架在脖子上的长刀真的好冷,希望这人能够拿稳点,为什么一直颤悠,听说被砍掉脖子是最可怕死法。
心中窜出一丝悸动,感觉心跳加剧,被钢刀接触的雪肤处毛孔直立,原来,这就是害怕的情绪吗?慈航剑典最重心境,犹如逆水行舟。
不进则退。
若是以前就算面对魔门众位魔头的围攻心境都没有半点波澜。
一叶障目,岂能尽遮天。
但经脉尽碎,功力尽失,反而生出这等微妙的变化,亦不知是好是坏。
万物皆残,天心难测,天道无情,破而后立!此番劫难,致使师妃暄苦修了十多寒暑的玄功被破。
全身真气散步身体各处,却得以真正体味人生百态。
浸染三千红尘,七情六欲。
方暗合不破不立的无上玄妙法门,若是师妃暄真正能够勘破这最大的一关魔障,生命必将彻底升华。
真正进军无上天道!当然,她的未来如何更大程度还要看秦一的决定,他才是师妃暄命运轮转中那颗至关重要齿轮!秦一似乎想多看会师妃暄被胁持的有趣场面,故意颤声说道:“你想干什么,千万不要伤害他。”
秦一真的很有演戏的天赋,眼角竟然努力挤出一滴担忧的眼泪。
师妃暄此时真有一种揍人的冲动,没好气的翻着白眼,如果她博闻强记的话,或许会在书籍上看到世上有种动物,其名曰鳄。
而这种河湾杀手在猎杀那些弱小动物之前,总为留下几滴伪泪,此之谓:鳄鱼的眼泪!虽然熟知他根底的师妃暄知道这个坏家伙才不会因为担忧自己的安危而投降,但咱现在是俘虏,更不会傻的提醒威胁她生命人。
可怜的独眼龙尚不知道自己现在完全被人当白痴戏耍,终于长出一口气。
心中恨极、怕极了面前这个杀神。
太可怕了,眨眼之间十多个兄弟就这样被解决了,若不是自己身上恰好穿着一件宝甲,恐怕就真的亡命于此了。
尽管如此,他仍旧感到浑身像是散架一般,五脏六腑也许已被震伤。
从未想过平日早已熟悉不过的兵器今日怎会变得重若千钧,鼓起全身最后一丝意志才颤抖的举起架在这个小美人粉嫩的脖颈上。
就说吗,这么漂亮的小娘子谁不着紧。
独眼龙一时心情振奋,自认为已经彻底抓住了秦一的死穴。
眼眶上的伤疤因为表情变化而显得越发狰狞。
伸出猩红的舌头,舔了下干裂的嘴唇,厉声吼道:“若不想我杀了她,就把自己的双臂斩下来。
桀桀,多细嫩的肌肤,若是划个口子,真是可惜了。”
师妃暄身上清雅淡定的体香传入独眼龙鼻中,再次激起了他最本能的欲望,手中不由一紧。
把身子向前靠去。
心中已经决定先狠狠折磨秦一,然后再当着他的面揉躏怀中的美女,定让他痛不欲生才方解自己心头之恨。

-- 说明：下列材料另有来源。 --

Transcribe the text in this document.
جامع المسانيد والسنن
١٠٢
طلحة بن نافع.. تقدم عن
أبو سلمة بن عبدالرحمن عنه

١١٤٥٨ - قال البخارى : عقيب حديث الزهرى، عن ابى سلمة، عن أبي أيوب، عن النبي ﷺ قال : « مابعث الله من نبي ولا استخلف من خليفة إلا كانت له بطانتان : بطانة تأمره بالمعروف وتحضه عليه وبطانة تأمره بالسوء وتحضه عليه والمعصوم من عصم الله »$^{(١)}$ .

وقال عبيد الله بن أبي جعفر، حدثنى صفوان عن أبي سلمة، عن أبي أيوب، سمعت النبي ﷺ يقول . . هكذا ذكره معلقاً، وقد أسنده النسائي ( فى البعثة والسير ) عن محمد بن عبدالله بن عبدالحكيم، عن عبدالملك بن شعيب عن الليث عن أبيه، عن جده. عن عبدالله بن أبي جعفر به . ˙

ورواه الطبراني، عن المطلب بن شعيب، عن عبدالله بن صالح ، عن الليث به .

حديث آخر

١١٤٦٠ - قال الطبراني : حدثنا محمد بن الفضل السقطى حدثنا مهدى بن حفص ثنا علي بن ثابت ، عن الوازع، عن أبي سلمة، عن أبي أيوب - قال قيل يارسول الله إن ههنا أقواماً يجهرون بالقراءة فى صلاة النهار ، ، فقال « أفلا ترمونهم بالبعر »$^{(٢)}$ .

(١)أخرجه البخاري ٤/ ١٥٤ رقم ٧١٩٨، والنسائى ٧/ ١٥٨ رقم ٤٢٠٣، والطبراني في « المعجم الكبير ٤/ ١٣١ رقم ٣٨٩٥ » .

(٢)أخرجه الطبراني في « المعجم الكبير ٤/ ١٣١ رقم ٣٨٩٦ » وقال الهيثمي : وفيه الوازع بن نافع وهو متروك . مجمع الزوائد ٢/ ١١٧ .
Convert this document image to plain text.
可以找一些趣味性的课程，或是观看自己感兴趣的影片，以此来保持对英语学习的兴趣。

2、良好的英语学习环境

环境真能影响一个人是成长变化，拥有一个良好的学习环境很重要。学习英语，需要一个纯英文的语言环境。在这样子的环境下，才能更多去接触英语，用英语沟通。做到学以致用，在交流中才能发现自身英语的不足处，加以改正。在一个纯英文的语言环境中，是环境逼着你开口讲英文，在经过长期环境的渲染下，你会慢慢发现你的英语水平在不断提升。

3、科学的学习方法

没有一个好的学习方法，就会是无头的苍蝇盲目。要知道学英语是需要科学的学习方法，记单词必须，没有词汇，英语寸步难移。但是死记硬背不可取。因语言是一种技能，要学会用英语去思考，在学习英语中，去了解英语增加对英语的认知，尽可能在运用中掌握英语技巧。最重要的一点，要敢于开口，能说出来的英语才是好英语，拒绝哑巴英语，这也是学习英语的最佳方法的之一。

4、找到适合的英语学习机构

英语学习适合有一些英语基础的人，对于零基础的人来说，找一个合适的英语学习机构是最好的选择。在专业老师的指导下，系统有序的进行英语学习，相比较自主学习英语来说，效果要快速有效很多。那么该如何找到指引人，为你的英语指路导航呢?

师妃暄自是感受到身后男子萎琐,美眸中立时闪过一丝羞怒。
秦一面色突然一冷,声若九幽寒冰:“你——该——死!”独眼龙闻言一愕,还没有反应过来,只看秦一抬手屈指一弹,自己脑袋就像是突然被一柄天外巨锤撞击。
身体倒飞而出,今天的天空很蓝,顶在头顶的太阳照似乎有些刺眼。
但他却再也没有看日出的机会了。
秦一从师妃暄身旁缓缓走过,望着仰面倒,一只独眼已经开始涣散的男子,他的额头正中突兀的多了一个血洞,红白交织的物质正从洞口中咕咕流出。
“既然选择做乌龟,就应时刻记得不要把**露出来。
不然像现在这样,岂不是自食其果。”
师妃暄皱眉说道:“人都死了,秦兄还要说风凉话,是否有些太刻薄了。”
秦一瞅了对方一眼,扭过脑袋突然说道:“看样子还应该让这独眼龙跟妃暄多亲热一会儿才对,是我多事了。
不过,你们佛家不是有云,放下屠刀,立成佛,若有机会不知妃暄可会劝解这些人钵衣佛门?”师妃暄听出这是秦一在嘲讽她妇人之仁。
轻叹一声说道:“佛法无边,若是有心向善,当能救赎,若一心为恶,自是应入轮回。”
秦一眼眸中露出一丝讥笑,突然抬起手来,拂开挡在师妃暄脸颊旁的青丝,清凉的手指竟然按在她滑腻雪肤上。
柔声轻吟道:“天然去雕饰,雪舞冷凝妆。